Psychological attitudes such as desiring, hoping, wishing, seeking, believing, and assuming. When Brentano said that these attitudes “intentionally contain an object in themselves,” he was referring to the fact that they can be truly said to “have objects” even though the objects which they can be said to have do not in fact exist.


Diogenes could have looked for an honest man even if there hadn’t been any honest men. A horse can desire to be fed even though the horse won’t be fed. James could believe there are tigers in India, and take something in India to be a tiger, even if there aren’t any tigers in India. But physical phenomena cannot intentionally contain objects in themselves. In order for Diogenes to sit in his tub there must be a tub for him to sit in. In order for the horse to eat his oats, there must be oats for him to eat. In order for James to shoot a tiger there must be a tiger for him to shoot. These two groups of statements are relational, but the relations described in the psychological group are of a different sort than those in the physical group. The relations in the psychological group can be exist even though one of their terms does not exist. It seems that a person can be intentionally related to something that does not exist. A declarative sentence is intentional if it uses a substantive expression—a name or description -in such a way that neither the sentence nor its contradictory implies either that there is or that there isn’t anything to which the substantive expression truly applies. “Diogenes looked for an honest man,” does not imply that there are, or are not honest men. “I looked for the Loch Ness Monster,” does not say that the Loch Ness Monster does, or does not exist.

Chisholm reexpression of Brentano's thesis

We do not need to use intentional sentences when we describe nonpsychological phenomena. But when we wish to describe perceiving, assuming, believing, knowing, wanting, hoping, and other such psychological attitudes, then we must use terms that are intentional.
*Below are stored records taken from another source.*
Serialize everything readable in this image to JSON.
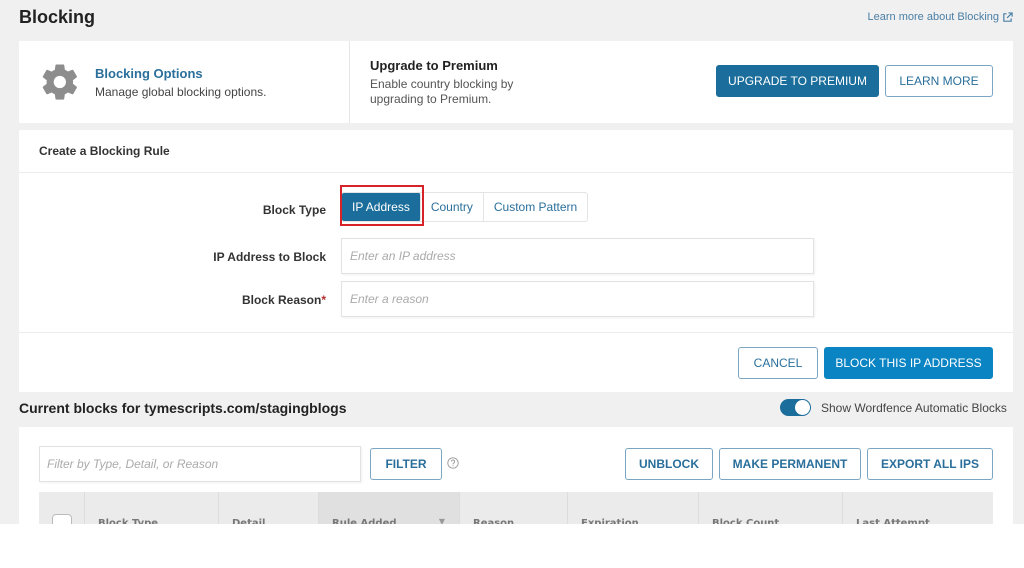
{
  "header": {
    "title": "Blocking",
    "learn_more_link": "Learn more about Blocking",
    "learn_more_icon": "external-link-icon"
  },
  "options_card": {
    "icon": "gear-icon",
    "title": "Blocking Options",
    "description": "Manage global blocking options.",
    "premium_title": "Upgrade to Premium",
    "premium_description": "Enable country blocking by upgrading to Premium.",
    "upgrade_button": "UPGRADE TO PREMIUM",
    "learn_more_button": "LEARN MORE"
  },
  "create_rule": {
    "heading": "Create a Blocking Rule",
    "block_type_label": "Block Type",
    "block_types": [
      {
        "label": "IP Address",
        "active": true
      },
      {
        "label": "Country",
        "active": false
      },
      {
        "label": "Custom Pattern",
        "active": false
      }
    ],
    "ip_label": "IP Address to Block",
    "ip_placeholder": "Enter an IP address",
    "ip_value": "",
    "reason_label": "Block Reason",
    "reason_required_mark": "*",
    "reason_placeholder": "Enter a reason",
    "reason_value": "",
    "cancel_button": "CANCEL",
    "submit_button": "BLOCK THIS IP ADDRESS"
  },
  "current_blocks": {
    "title": "Current blocks for tymescripts.com/stagingblogs",
    "toggle_label": "Show Wordfence Automatic Blocks",
    "toggle_on": true,
    "filter_placeholder": "Filter by Type, Detail, or Reason",
    "filter_value": "",
    "filter_button": "FILTER",
    "help_icon": "question-circle-icon",
    "unblock_button": "UNBLOCK",
    "make_permanent_button": "MAKE PERMANENT",
    "export_button": "EXPORT ALL IPS",
    "columns": [
      "Block Type",
      "Detail",
      "Rule Added",
      "Reason",
      "Expiration",
      "Block Count",
      "Last Attempt"
    ],
    "sorted_column": "Rule Added",
    "select_all_checked": false
  },
  "colors": {
    "primary": "#1b6d9b",
    "primary_bright": "#0b84c3",
    "highlight_box": "#d6232a",
    "background": "#f0f0f1"
  }
}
Failed attempts to eliminate intentional language in psychological attitudes

Linguistic Behaviorism: A.J. Ayer tried to define the locution “thinking of x” by reference to the use of symbols which designate x. A person is thinking of a unicorn if the person is disposed to use symbols which designate unicorns. A person BELIEVES that there are unicorns if the person is disposed to utter sentences containing words which designate unicorns. Problem with linguistic behaviorism: Meaning is not intrinsic in a sentence where it might be discovered. Meaning must be bestowed upon the sentence.


And


Sign Behavior: A person may be said to perceive an object X to have a certain property F provided only that there is something which signifies X is f to the person. Problem with sign behavior: But what does “signify” mean? We cannot be satisfied with the traditional descriptions of “sign behavior,” for these define such terms as “sign” by means of intentional concepts.